View of John Anderson Campus from the north

A Professor of Computer Science at the University of Strathclyde has won an international award for his exemplary service to the computing field.

Emeritus Professor Andrew McGettrick has received the Association for Computing Machinery’s (ACM) Karl V. Karlstrom Outstanding Educator Award for his scholarship and tireless volunteer work and contributions, which have fundamentally improved rigorous computer science as a field of professional practice and as an academic pursuit.

Professor Andrew McGettrick

He is one of five recipients of the 2020 ACM Awards, which are made for longstanding efforts that have strengthened the community.

The Karl V. Karlstrom Outstanding Educator Award, a $10,000 prize provided by Pearson Education, is presented annually to an outstanding educator who is appointed to a recognized educational baccalaureate institution. The recipient is recognized for advancing new teaching methodologies; effecting new curriculum development or expansion in Computer Science and Engineering; or making a significant contribution to the educational mission of ACM.

Professor McGettrick said: “Receiving this award is a great honour, especially as it came via fellow educators in ACM. It is somewhat uncommon for a European to be so honoured and I hope that other European Informatics educators who have supported me can share in this achievement.”

Over five decades, since joining Strathclyde in 1969, Professor McGettrick has consistently made outstanding contributions to computing education. At Strathclyde, he drove key curriculum improvements in Computer Science and Software Engineering. Additionally, his programme evaluation initiatives for other universities and colleges improved the quality and rigor of undergraduate, Masters, and doctoral programs around the world.

Professor McGettrick’s work for the UK Government, including driving the first benchmarking standard for computing degrees and chairing the five-year revision of the QAA (Quality Assurance Agency) benchmarking standard for Masters degrees in Computing, was similarly transformative.

Professor McGettrick has played multiple leadership roles within the British Computing Society (BCS) and has served on the ACM Education Board for two decades. With Eric Roberts, he launched ACM’s Education Council, and he served as its Chair from 2007 to 2014. He recently served on the ACM Education Board’s Data Science Curriculum Task Force and helped launch the Learning at Scale series of annual conferences.

Professor McGettrick was involved in the Committee on European Computing Education and was a co-founder and member of the Steering Committee of the Informatics for All coalition, a multi-organisational advocacy body that collaborates with the European Commission.

Professor McGettrick’s publications include more than 130 research articles, textbooks, and scholarly papers. His white papers have shaped the nature and progress of computing in Europe.

In 2018, Professor Andrew McGettrick was one of three 2018 winners of the ACM Presidential Award.

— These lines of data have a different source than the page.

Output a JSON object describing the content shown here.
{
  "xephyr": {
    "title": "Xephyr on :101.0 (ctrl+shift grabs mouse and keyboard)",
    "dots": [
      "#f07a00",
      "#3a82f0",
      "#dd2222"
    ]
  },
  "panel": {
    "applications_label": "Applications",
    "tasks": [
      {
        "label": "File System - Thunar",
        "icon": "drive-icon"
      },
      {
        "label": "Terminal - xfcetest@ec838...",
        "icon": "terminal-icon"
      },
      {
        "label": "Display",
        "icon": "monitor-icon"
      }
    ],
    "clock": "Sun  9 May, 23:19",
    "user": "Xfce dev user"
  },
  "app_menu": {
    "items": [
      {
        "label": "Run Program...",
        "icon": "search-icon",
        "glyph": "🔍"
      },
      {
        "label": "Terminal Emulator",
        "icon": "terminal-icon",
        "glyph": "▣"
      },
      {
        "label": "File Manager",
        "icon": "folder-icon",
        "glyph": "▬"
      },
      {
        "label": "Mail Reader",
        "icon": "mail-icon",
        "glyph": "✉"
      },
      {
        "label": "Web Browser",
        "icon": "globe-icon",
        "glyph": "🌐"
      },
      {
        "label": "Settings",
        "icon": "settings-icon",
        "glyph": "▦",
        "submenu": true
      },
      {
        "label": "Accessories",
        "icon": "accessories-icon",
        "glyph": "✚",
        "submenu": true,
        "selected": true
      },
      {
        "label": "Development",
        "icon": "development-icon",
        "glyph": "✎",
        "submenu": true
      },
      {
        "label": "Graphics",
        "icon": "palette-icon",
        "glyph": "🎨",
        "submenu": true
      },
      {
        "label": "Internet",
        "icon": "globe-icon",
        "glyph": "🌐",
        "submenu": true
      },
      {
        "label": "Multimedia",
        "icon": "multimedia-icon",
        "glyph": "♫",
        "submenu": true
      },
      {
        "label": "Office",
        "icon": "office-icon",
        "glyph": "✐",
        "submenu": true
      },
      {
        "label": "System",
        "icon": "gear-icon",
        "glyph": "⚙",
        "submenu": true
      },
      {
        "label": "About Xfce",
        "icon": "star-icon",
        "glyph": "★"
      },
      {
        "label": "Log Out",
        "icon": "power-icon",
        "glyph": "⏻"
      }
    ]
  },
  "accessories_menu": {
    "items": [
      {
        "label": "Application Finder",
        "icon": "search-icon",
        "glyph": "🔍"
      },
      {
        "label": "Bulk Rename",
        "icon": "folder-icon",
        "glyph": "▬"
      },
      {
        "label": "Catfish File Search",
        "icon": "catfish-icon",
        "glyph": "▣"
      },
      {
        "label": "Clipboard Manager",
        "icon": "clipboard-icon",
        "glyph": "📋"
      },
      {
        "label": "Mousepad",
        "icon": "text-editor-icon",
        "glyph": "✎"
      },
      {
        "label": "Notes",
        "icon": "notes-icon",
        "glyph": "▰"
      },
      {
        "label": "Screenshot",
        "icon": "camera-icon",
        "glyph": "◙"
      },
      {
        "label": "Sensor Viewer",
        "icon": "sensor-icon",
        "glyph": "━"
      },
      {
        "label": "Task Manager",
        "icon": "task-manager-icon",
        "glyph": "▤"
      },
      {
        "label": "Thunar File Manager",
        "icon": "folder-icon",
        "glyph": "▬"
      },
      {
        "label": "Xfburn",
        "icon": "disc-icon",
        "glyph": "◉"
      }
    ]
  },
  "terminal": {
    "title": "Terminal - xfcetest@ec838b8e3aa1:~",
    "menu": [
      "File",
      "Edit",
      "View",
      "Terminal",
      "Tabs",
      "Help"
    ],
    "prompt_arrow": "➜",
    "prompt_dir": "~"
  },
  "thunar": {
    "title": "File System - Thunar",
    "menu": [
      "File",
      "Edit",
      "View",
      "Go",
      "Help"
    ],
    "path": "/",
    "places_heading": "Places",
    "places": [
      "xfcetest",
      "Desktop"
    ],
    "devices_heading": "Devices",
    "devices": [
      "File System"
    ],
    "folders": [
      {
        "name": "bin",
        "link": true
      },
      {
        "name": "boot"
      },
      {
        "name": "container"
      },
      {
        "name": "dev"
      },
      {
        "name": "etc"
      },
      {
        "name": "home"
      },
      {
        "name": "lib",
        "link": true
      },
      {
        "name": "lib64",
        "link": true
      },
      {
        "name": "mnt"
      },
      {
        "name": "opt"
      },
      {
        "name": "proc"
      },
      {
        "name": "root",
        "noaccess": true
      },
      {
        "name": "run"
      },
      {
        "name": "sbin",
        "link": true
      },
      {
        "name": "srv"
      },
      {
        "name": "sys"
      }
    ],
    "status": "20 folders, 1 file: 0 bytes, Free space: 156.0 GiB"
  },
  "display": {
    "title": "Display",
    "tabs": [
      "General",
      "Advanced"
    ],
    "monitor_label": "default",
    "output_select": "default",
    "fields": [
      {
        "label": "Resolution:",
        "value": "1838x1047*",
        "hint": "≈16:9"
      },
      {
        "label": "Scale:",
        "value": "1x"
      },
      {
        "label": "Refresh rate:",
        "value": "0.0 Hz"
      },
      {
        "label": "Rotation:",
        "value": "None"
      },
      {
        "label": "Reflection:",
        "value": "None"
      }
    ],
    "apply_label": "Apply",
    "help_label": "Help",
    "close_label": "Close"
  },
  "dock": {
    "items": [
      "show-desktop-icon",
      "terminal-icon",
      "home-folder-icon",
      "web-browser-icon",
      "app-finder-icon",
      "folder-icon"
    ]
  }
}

He became one of only 24 people to have received the award by then since the mid-1980s and the first UK-based winner.

ACM is the world’s largest educational and scientific computing society, uniting computing educators, researchers and professionals to inspire dialogue, share resources and address the field’s challenges. ACM strengthens the computing profession’s collective voice through strong leadership, promotion of the highest standards, and recognition of technical excellence. ACM supports the professional growth of its members by providing opportunities for life-long learning, career development, and professional networking.